The following day, Evelyn wanders down the hallway that is now filled with nothing but the damp smell of winter slush and the memory of the terrible conversation between the Watchdog and Father Leclerc.
“You may enter,” Sister Teresa calls in response to Evelyn’s polite knock.
Evelyn takes a deep breath, hitches a stiff smile onto her face, and turns the handle. She has only been in here once, shortly after the new year for her half-term health care update, which lasted less than five minutes.

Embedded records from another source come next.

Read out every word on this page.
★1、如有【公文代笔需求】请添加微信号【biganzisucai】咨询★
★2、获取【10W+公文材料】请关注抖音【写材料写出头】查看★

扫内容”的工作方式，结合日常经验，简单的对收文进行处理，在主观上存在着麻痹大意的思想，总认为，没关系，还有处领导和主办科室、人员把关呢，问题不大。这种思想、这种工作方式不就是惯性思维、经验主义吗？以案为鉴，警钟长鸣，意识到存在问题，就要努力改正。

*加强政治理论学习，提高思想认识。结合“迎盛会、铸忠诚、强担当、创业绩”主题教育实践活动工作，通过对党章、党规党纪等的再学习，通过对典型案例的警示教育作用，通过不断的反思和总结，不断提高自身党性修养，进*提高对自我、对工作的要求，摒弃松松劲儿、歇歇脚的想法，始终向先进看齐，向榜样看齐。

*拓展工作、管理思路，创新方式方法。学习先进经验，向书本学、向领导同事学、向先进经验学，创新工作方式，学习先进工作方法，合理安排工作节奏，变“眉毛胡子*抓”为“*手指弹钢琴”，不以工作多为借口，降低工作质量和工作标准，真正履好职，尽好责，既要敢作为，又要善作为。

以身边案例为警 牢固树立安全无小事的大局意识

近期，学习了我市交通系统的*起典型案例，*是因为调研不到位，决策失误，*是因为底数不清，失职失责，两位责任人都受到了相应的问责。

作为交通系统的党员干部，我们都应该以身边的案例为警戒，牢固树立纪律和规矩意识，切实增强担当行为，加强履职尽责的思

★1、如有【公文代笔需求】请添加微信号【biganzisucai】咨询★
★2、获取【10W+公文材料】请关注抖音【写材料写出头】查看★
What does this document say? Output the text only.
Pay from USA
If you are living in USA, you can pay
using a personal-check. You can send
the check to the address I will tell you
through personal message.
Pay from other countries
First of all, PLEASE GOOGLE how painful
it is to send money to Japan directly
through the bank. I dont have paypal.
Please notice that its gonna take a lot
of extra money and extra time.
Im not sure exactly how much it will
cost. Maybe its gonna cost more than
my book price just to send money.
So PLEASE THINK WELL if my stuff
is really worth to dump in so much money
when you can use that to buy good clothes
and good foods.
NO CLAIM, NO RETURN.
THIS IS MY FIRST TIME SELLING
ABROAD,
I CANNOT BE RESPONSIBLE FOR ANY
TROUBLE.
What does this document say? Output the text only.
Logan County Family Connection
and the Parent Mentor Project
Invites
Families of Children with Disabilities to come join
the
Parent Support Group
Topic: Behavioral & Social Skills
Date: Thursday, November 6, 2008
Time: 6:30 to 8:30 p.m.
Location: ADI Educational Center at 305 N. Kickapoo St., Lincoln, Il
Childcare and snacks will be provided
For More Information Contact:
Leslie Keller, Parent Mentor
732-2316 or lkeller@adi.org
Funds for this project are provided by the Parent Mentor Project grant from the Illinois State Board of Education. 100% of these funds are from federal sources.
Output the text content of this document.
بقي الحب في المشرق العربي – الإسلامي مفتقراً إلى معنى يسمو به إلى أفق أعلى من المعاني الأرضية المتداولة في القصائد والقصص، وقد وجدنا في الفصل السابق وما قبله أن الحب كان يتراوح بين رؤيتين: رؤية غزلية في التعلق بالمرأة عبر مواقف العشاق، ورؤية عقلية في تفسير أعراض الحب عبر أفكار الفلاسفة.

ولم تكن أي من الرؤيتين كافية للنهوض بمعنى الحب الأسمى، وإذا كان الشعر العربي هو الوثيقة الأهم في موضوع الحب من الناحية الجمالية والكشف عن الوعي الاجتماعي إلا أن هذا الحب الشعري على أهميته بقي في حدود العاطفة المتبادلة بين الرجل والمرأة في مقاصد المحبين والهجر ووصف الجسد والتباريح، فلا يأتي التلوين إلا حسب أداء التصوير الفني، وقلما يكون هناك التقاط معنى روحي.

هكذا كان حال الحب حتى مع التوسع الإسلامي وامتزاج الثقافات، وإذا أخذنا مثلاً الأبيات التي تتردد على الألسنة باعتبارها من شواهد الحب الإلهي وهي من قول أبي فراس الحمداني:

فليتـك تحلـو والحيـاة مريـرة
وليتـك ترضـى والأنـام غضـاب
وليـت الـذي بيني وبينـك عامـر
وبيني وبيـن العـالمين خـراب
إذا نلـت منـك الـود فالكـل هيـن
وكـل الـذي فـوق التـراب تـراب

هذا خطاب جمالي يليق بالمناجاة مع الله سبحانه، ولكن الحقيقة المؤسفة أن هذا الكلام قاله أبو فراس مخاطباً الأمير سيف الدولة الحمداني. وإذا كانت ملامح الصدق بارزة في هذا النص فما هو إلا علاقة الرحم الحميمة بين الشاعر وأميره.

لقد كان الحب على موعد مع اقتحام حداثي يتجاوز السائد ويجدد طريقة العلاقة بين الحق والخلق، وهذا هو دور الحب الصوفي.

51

Now Sister Teresa is seated at her desk, surrounded by stacks of paper and a pile of addressed envelopes that catch Evelyn’s eye; she recognizes her brother’s address in her own handwriting on the top of the pile.
“Yes, Evelyn. What do you want?” The Watchdog’s round face is tucked tightly beneath the fabric of her habit. The wire-rimmed glasses perch on top of a button nose, magnifying the coldness of the grey eyes behind them.
“Yes,” Evelyn says, noting that the nun does not invite her to sit. She intends for this to be a short meeting.
“Yes, Sister Teresa.”
“Yes, Sister Teresa.”
“What do you wish to speak to me about? Make it quick, Evelyn. I am rather busy at the moment and, if I am not mistaken, I believe you should be in the kitchen right now.”
Evelyn clears her throat and rests her hands on her large belly. “It’s about my baby, Sister. I’m not reconsidering an adoption, but I—I was rather hoping my brother and his wife might be willing to take it.”